The Right Gets Heartburn Over Tim Walz Joking About Spicy Food
Tim Walz seems too nice, too relatable, and too down-to-earth. He must be harboring a dark secret and Republicans have found it: Tim Walz has a “white guy” tolerance for spicy food.
On Thursday, the Harris-Walz campaign released a lengthy video of Vice President Kamala Harris and Minnesota Governor Tim Walz having a one-on-one conversation about their interests, lives, and past careers — and their culinary preferences.
“Like, I have white guy tacos,” Walz tells Harris at the beginning of the conversation.
“What does that mean? Like mayonnaise and tuna?” Harris asks.
Walz clarifies that it’s basically “ground beef and cheese.”

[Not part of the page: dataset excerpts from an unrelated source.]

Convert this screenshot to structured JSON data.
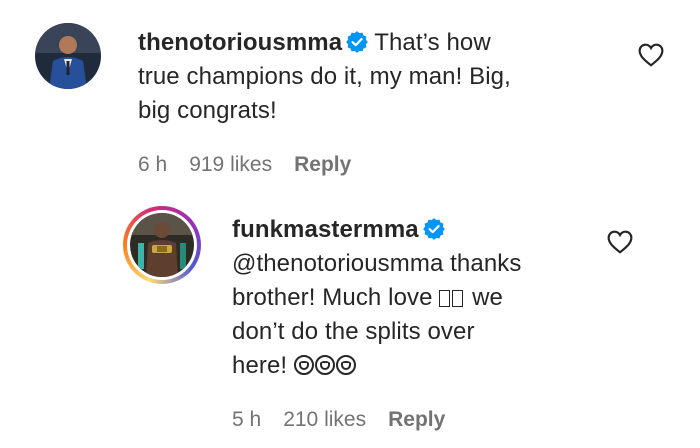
{
  "comments": [
    {
      "username": "thenotoriousmma",
      "verified": true,
      "text_lines": [
        "That’s how",
        "true champions do it, my man! Big,",
        "big congrats!"
      ],
      "time": "6 h",
      "likes": "919 likes",
      "reply_label": "Reply"
    }
  ],
  "reply": {
    "username": "funkmastermma",
    "verified": true,
    "mention": "@thenotoriousmma",
    "line1_rest": " thanks",
    "line2_start": "brother! Much love ",
    "line2_end": " we",
    "line3": "don’t do the splits over",
    "line4": "here! ",
    "time": "5 h",
    "likes": "210 likes",
    "reply_label": "Reply"
  },
  "colors": {
    "text": "#262626",
    "meta": "#737373",
    "verified_badge": "#0095f6"
  },
  "icons": {
    "like": "heart-outline-icon",
    "verified": "verified-badge-icon"
  }
}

“Black pepper is the top of the spice level in Minnesota,” he joked.
Listen, I’m just not much of a spice guy. pic.twitter.com/u9yadJBMh2
— Tim Walz (@Tim_Walz) August 15, 2024
The exchange was some harmless fun between two running mates, but to Republicans scrambling to find a new line of attack against the affable Walz, the revelation that Walz isn’t too keen on capsaicin and his characterization of Minnesota cuisine as spiceless was nothing less than a blatant example of anti-white racism and stereotyping. Move aside convicted felons, puppy killers, and fraudsters, this is unquestionably the most damning admission made by a politician in American history.
Daily Wire Founder Ben Shapiro wrote on X, formerly Twitter, “See, folks, it’s funny that white people hate spices! Not racist at all! Just funny! (FACT CHECK: Europeans liked spices so much that they literally got involved in several hundred years of war in order to determine control of the spice trade.)”
His co-worker, Matt Walsh, described the exchange between Harris and Walz as “ blatant anti-white racism.”
“Imagine if Donald Trump said that a “black guy taco” was made with fried chicken and watermelon. Nuclear meltdown,” he added.
New York Post Columnist Miranda Divine even described Walz as “the Uncle Tom of white rural males.”
Some conservatives attempted to “gotcha” Walz for once touting his award-winning recipe for hotdish — a staple casserole-style cuisine of the Midwest — as evidence that he was lying about his spice tolerance.
“Geezus. On a hunch I thought. Hmmm I wonder if Tim Walz is lying about how people in Minnesota don’t season their food,” Pizzagate conspiracy theorist Mike Cernovich wrote on X.
“He won a recipe contest in 2016.”
Walz has multiple award-winning hotdish recipes, but his 2016 “Tim’s Turkey Taco Tot Hotdish” recipe included diced mild green chilies, medium taco sauce, and two teaspoons of chili powder. While it’s probably his most adventurous take on hotdish, the overall result remains a decidedly mild baked concoction dominated by its traditional use of ground meat (turkey in this case), cream of mushroom soup, tater tots, and cheese. Walz also has a more traditional “Turkey Trot” variation of his recipe which features nothing that could be misconstrued as spicy.
Much like Trump thinking the legal process of asylum might have some correlation to Hannibal Lecter, it seems that conservatives may have confused the “hot” in “hotdish” to mean “spicy” rather than something served hot after being baked in an oven.
“There’s no universe where hotdish is spicy in a traditional sense because it’s mostly cream of mushroom soup,” one Minnesota native told Rolling Stone. “If he’s putting hot sauce in it he’s probably improving it, to be honest.”